Pope Francis's words arrive from the heart of Sunni Islam: Cairo's mosque-university Al-Azhar, “the Splendid,” a beacon for millions of Muslims across the world.
“Let us say once more a firm and clear ’No!’ to every form of violence, vengeance and hatred carried out in the name of religion or in the name of God. Together let us affirm the incompatibility of violence and faith, belief and hatred. Together let us declare the sacredness of every human life against every form of violence, whether physical, social, educational or psychological,” Francis said during his speech to participants at the International Peace Conference, alongside the Grand Imam of Al-Azhar, Ahmed Al Tayyib.
The speech comes a year after they met in the Vatican, signalling a return to dialogue after a break in relations.
“It is disconcerting to note that, as the concrete realities of people's lives are increasingly ignored in favour of obscure machinations, demagogic forms of populism are on the rise,” Francis said. “These certainly do not help to consolidate peace and stability: no incitement to violence will guarantee peace, and every unilateral action that does not promote constructive and shared processes is in reality a gift to the proponents of radicalism and violence.”
The Imam of Al-Azhar affirmed that Islam is not a religion of terrorism, and no religion is.
These are strong words, shared in a moment when the terror offensive against Christians (and not only) is picking up. Pope Francis did not respond to this trend with tones of religious wars, but on the contrary of profound dialogue.
And Al Tayyib also sent a firm signal: “Islam is not a religion of terrorism,” he said, adding that neither is Christianity nor Judaism. “We have to purify religions from everything that sows hatred and from any deviation.”
On this point, the Pope reminded everyone of their responsibilities: “As religious leaders, we are called, therefore, to unmask the violence that masquerades as purported sanctity and is based more on the “absolutizing” of selfishness than on authentic openness to the Absolute. We have an obligation to denounce violations of human dignity and human rights, to expose attempts to justify every form of hatred in the name of religion, and to condemn these attempts as idolatrous caricatures of God.”
A “minute of silence” for “the victims of terrorism of all nationalities” was observed at the international conference. The moments of concentration were requested by the Grand Imam.

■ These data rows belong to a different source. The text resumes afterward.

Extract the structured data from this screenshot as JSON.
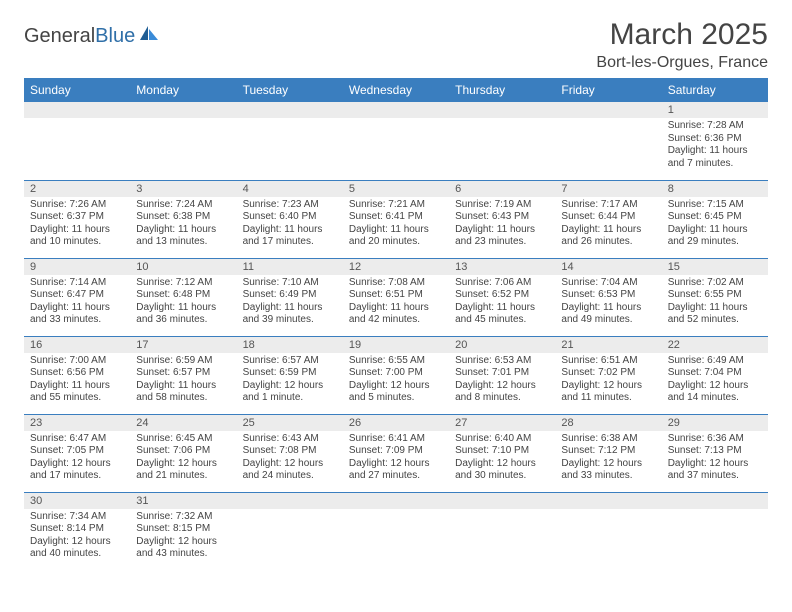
{
  "brand": {
    "part1": "General",
    "part2": "Blue"
  },
  "title": {
    "month": "March 2025",
    "location": "Bort-les-Orgues, France"
  },
  "headerColor": "#3a7ebf",
  "dayNames": [
    "Sunday",
    "Monday",
    "Tuesday",
    "Wednesday",
    "Thursday",
    "Friday",
    "Saturday"
  ],
  "weeks": [
    [
      {
        "num": "",
        "lines": []
      },
      {
        "num": "",
        "lines": []
      },
      {
        "num": "",
        "lines": []
      },
      {
        "num": "",
        "lines": []
      },
      {
        "num": "",
        "lines": []
      },
      {
        "num": "",
        "lines": []
      },
      {
        "num": "1",
        "lines": [
          "Sunrise: 7:28 AM",
          "Sunset: 6:36 PM",
          "Daylight: 11 hours",
          "and 7 minutes."
        ]
      }
    ],
    [
      {
        "num": "2",
        "lines": [
          "Sunrise: 7:26 AM",
          "Sunset: 6:37 PM",
          "Daylight: 11 hours",
          "and 10 minutes."
        ]
      },
      {
        "num": "3",
        "lines": [
          "Sunrise: 7:24 AM",
          "Sunset: 6:38 PM",
          "Daylight: 11 hours",
          "and 13 minutes."
        ]
      },
      {
        "num": "4",
        "lines": [
          "Sunrise: 7:23 AM",
          "Sunset: 6:40 PM",
          "Daylight: 11 hours",
          "and 17 minutes."
        ]
      },
      {
        "num": "5",
        "lines": [
          "Sunrise: 7:21 AM",
          "Sunset: 6:41 PM",
          "Daylight: 11 hours",
          "and 20 minutes."
        ]
      },
      {
        "num": "6",
        "lines": [
          "Sunrise: 7:19 AM",
          "Sunset: 6:43 PM",
          "Daylight: 11 hours",
          "and 23 minutes."
        ]
      },
      {
        "num": "7",
        "lines": [
          "Sunrise: 7:17 AM",
          "Sunset: 6:44 PM",
          "Daylight: 11 hours",
          "and 26 minutes."
        ]
      },
      {
        "num": "8",
        "lines": [
          "Sunrise: 7:15 AM",
          "Sunset: 6:45 PM",
          "Daylight: 11 hours",
          "and 29 minutes."
        ]
      }
    ],
    [
      {
        "num": "9",
        "lines": [
          "Sunrise: 7:14 AM",
          "Sunset: 6:47 PM",
          "Daylight: 11 hours",
          "and 33 minutes."
        ]
      },
      {
        "num": "10",
        "lines": [
          "Sunrise: 7:12 AM",
          "Sunset: 6:48 PM",
          "Daylight: 11 hours",
          "and 36 minutes."
        ]
      },
      {
        "num": "11",
        "lines": [
          "Sunrise: 7:10 AM",
          "Sunset: 6:49 PM",
          "Daylight: 11 hours",
          "and 39 minutes."
        ]
      },
      {
        "num": "12",
        "lines": [
          "Sunrise: 7:08 AM",
          "Sunset: 6:51 PM",
          "Daylight: 11 hours",
          "and 42 minutes."
        ]
      },
      {
        "num": "13",
        "lines": [
          "Sunrise: 7:06 AM",
          "Sunset: 6:52 PM",
          "Daylight: 11 hours",
          "and 45 minutes."
        ]
      },
      {
        "num": "14",
        "lines": [
          "Sunrise: 7:04 AM",
          "Sunset: 6:53 PM",
          "Daylight: 11 hours",
          "and 49 minutes."
        ]
      },
      {
        "num": "15",
        "lines": [
          "Sunrise: 7:02 AM",
          "Sunset: 6:55 PM",
          "Daylight: 11 hours",
          "and 52 minutes."
        ]
      }
    ],
    [
      {
        "num": "16",
        "lines": [
          "Sunrise: 7:00 AM",
          "Sunset: 6:56 PM",
          "Daylight: 11 hours",
          "and 55 minutes."
        ]
      },
      {
        "num": "17",
        "lines": [
          "Sunrise: 6:59 AM",
          "Sunset: 6:57 PM",
          "Daylight: 11 hours",
          "and 58 minutes."
        ]
      },
      {
        "num": "18",
        "lines": [
          "Sunrise: 6:57 AM",
          "Sunset: 6:59 PM",
          "Daylight: 12 hours",
          "and 1 minute."
        ]
      },
      {
        "num": "19",
        "lines": [
          "Sunrise: 6:55 AM",
          "Sunset: 7:00 PM",
          "Daylight: 12 hours",
          "and 5 minutes."
        ]
      },
      {
        "num": "20",
        "lines": [
          "Sunrise: 6:53 AM",
          "Sunset: 7:01 PM",
          "Daylight: 12 hours",
          "and 8 minutes."
        ]
      },
      {
        "num": "21",
        "lines": [
          "Sunrise: 6:51 AM",
          "Sunset: 7:02 PM",
          "Daylight: 12 hours",
          "and 11 minutes."
        ]
      },
      {
        "num": "22",
        "lines": [
          "Sunrise: 6:49 AM",
          "Sunset: 7:04 PM",
          "Daylight: 12 hours",
          "and 14 minutes."
        ]
      }
    ],
    [
      {
        "num": "23",
        "lines": [
          "Sunrise: 6:47 AM",
          "Sunset: 7:05 PM",
          "Daylight: 12 hours",
          "and 17 minutes."
        ]
      },
      {
        "num": "24",
        "lines": [
          "Sunrise: 6:45 AM",
          "Sunset: 7:06 PM",
          "Daylight: 12 hours",
          "and 21 minutes."
        ]
      },
      {
        "num": "25",
        "lines": [
          "Sunrise: 6:43 AM",
          "Sunset: 7:08 PM",
          "Daylight: 12 hours",
          "and 24 minutes."
        ]
      },
      {
        "num": "26",
        "lines": [
          "Sunrise: 6:41 AM",
          "Sunset: 7:09 PM",
          "Daylight: 12 hours",
          "and 27 minutes."
        ]
      },
      {
        "num": "27",
        "lines": [
          "Sunrise: 6:40 AM",
          "Sunset: 7:10 PM",
          "Daylight: 12 hours",
          "and 30 minutes."
        ]
      },
      {
        "num": "28",
        "lines": [
          "Sunrise: 6:38 AM",
          "Sunset: 7:12 PM",
          "Daylight: 12 hours",
          "and 33 minutes."
        ]
      },
      {
        "num": "29",
        "lines": [
          "Sunrise: 6:36 AM",
          "Sunset: 7:13 PM",
          "Daylight: 12 hours",
          "and 37 minutes."
        ]
      }
    ],
    [
      {
        "num": "30",
        "lines": [
          "Sunrise: 7:34 AM",
          "Sunset: 8:14 PM",
          "Daylight: 12 hours",
          "and 40 minutes."
        ]
      },
      {
        "num": "31",
        "lines": [
          "Sunrise: 7:32 AM",
          "Sunset: 8:15 PM",
          "Daylight: 12 hours",
          "and 43 minutes."
        ]
      },
      {
        "num": "",
        "lines": []
      },
      {
        "num": "",
        "lines": []
      },
      {
        "num": "",
        "lines": []
      },
      {
        "num": "",
        "lines": []
      },
      {
        "num": "",
        "lines": []
      }
    ]
  ]
}
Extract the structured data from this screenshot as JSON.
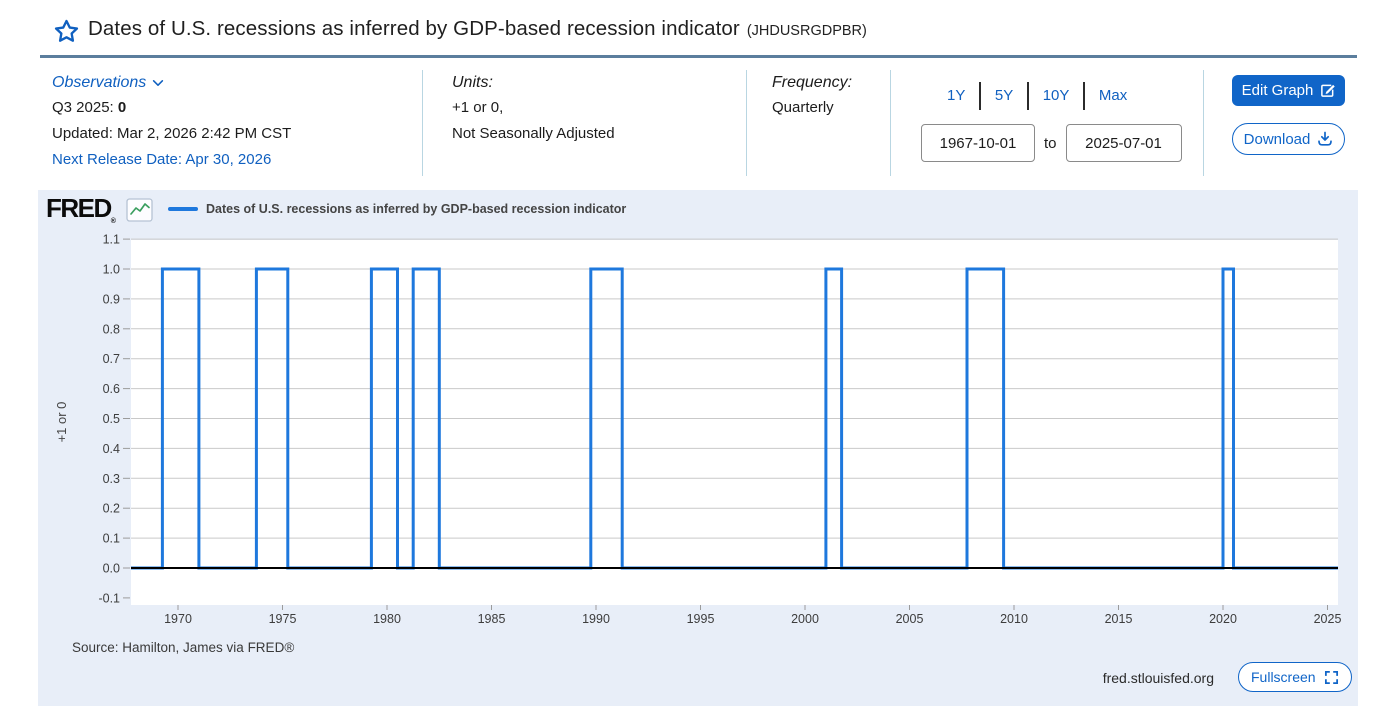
{
  "header": {
    "title": "Dates of U.S. recessions as inferred by GDP-based recession indicator",
    "series_id": "(JHDUSRGDPBR)"
  },
  "meta": {
    "observations": {
      "label": "Observations",
      "latest_period": "Q3 2025:",
      "latest_value": "0",
      "updated": "Updated: Mar 2, 2026 2:42 PM CST",
      "next_release": "Next Release Date: Apr 30, 2026"
    },
    "units": {
      "label": "Units:",
      "line1": "+1 or 0,",
      "line2": "Not Seasonally Adjusted"
    },
    "frequency": {
      "label": "Frequency:",
      "value": "Quarterly"
    },
    "range": {
      "zoom_links": [
        "1Y",
        "5Y",
        "10Y",
        "Max"
      ],
      "start_date": "1967-10-01",
      "to_label": "to",
      "end_date": "2025-07-01"
    },
    "actions": {
      "edit_graph": "Edit Graph",
      "download": "Download"
    }
  },
  "chart": {
    "brand": "FRED",
    "brand_reg": "®",
    "legend_label": "Dates of U.S. recessions as inferred by GDP-based recession indicator",
    "source": "Source: Hamilton, James via FRED®",
    "site": "fred.stlouisfed.org",
    "fullscreen_label": "Fullscreen"
  },
  "chart_data": {
    "type": "line",
    "subtype": "step-indicator",
    "title": "Dates of U.S. recessions as inferred by GDP-based recession indicator",
    "series_id": "JHDUSRGDPBR",
    "ylabel": "+1 or 0",
    "units": "+1 or 0, Not Seasonally Adjusted",
    "frequency": "Quarterly",
    "x_range_dates": [
      "1967-10-01",
      "2025-07-01"
    ],
    "x_start": 1967.75,
    "x_end": 2025.5,
    "ylim": [
      -0.1,
      1.1
    ],
    "y_ticks": [
      1.1,
      1.0,
      0.9,
      0.8,
      0.7,
      0.6,
      0.5,
      0.4,
      0.3,
      0.2,
      0.1,
      0.0,
      -0.1
    ],
    "x_ticks": [
      1970,
      1975,
      1980,
      1985,
      1990,
      1995,
      2000,
      2005,
      2010,
      2015,
      2020,
      2025
    ],
    "baseline_value": 0,
    "recession_value": 1,
    "grid": true,
    "legend_position": "top-left",
    "line_color": "#1e78dd",
    "zero_line_color": "#000000",
    "recessions": [
      {
        "label": "1969Q2–1970Q4",
        "start": 1969.25,
        "end": 1971.0
      },
      {
        "label": "1973Q4–1975Q1",
        "start": 1973.75,
        "end": 1975.25
      },
      {
        "label": "1979Q2–1980Q2",
        "start": 1979.25,
        "end": 1980.5
      },
      {
        "label": "1981Q2–1982Q2",
        "start": 1981.25,
        "end": 1982.5
      },
      {
        "label": "1989Q4–1991Q1",
        "start": 1989.75,
        "end": 1991.25
      },
      {
        "label": "2001Q1–2001Q3",
        "start": 2001.0,
        "end": 2001.75
      },
      {
        "label": "2007Q4–2009Q2",
        "start": 2007.75,
        "end": 2009.5
      },
      {
        "label": "2020Q1–2020Q2",
        "start": 2020.0,
        "end": 2020.5
      }
    ]
  },
  "colors": {
    "accent_blue": "#1065c8",
    "link_blue": "#1060c0",
    "title_rule": "#5b7e9d",
    "card_bg": "#e8eef8",
    "divider": "#b9d6e2",
    "gridline": "#c9c9c9",
    "logo_chart_line": "#3a9e5f"
  }
}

“In order to prevent conflicts and build peace, it is essential that we spare no effort in eliminating situations of poverty and exploitation where extremism more easily takes root, and in blocking the flow of money and weapons destined to those who provoke violence,” the Pope added. This was a “political” step, a call that he often makes on the theme of war, which is always fueled by interests and never by true religion.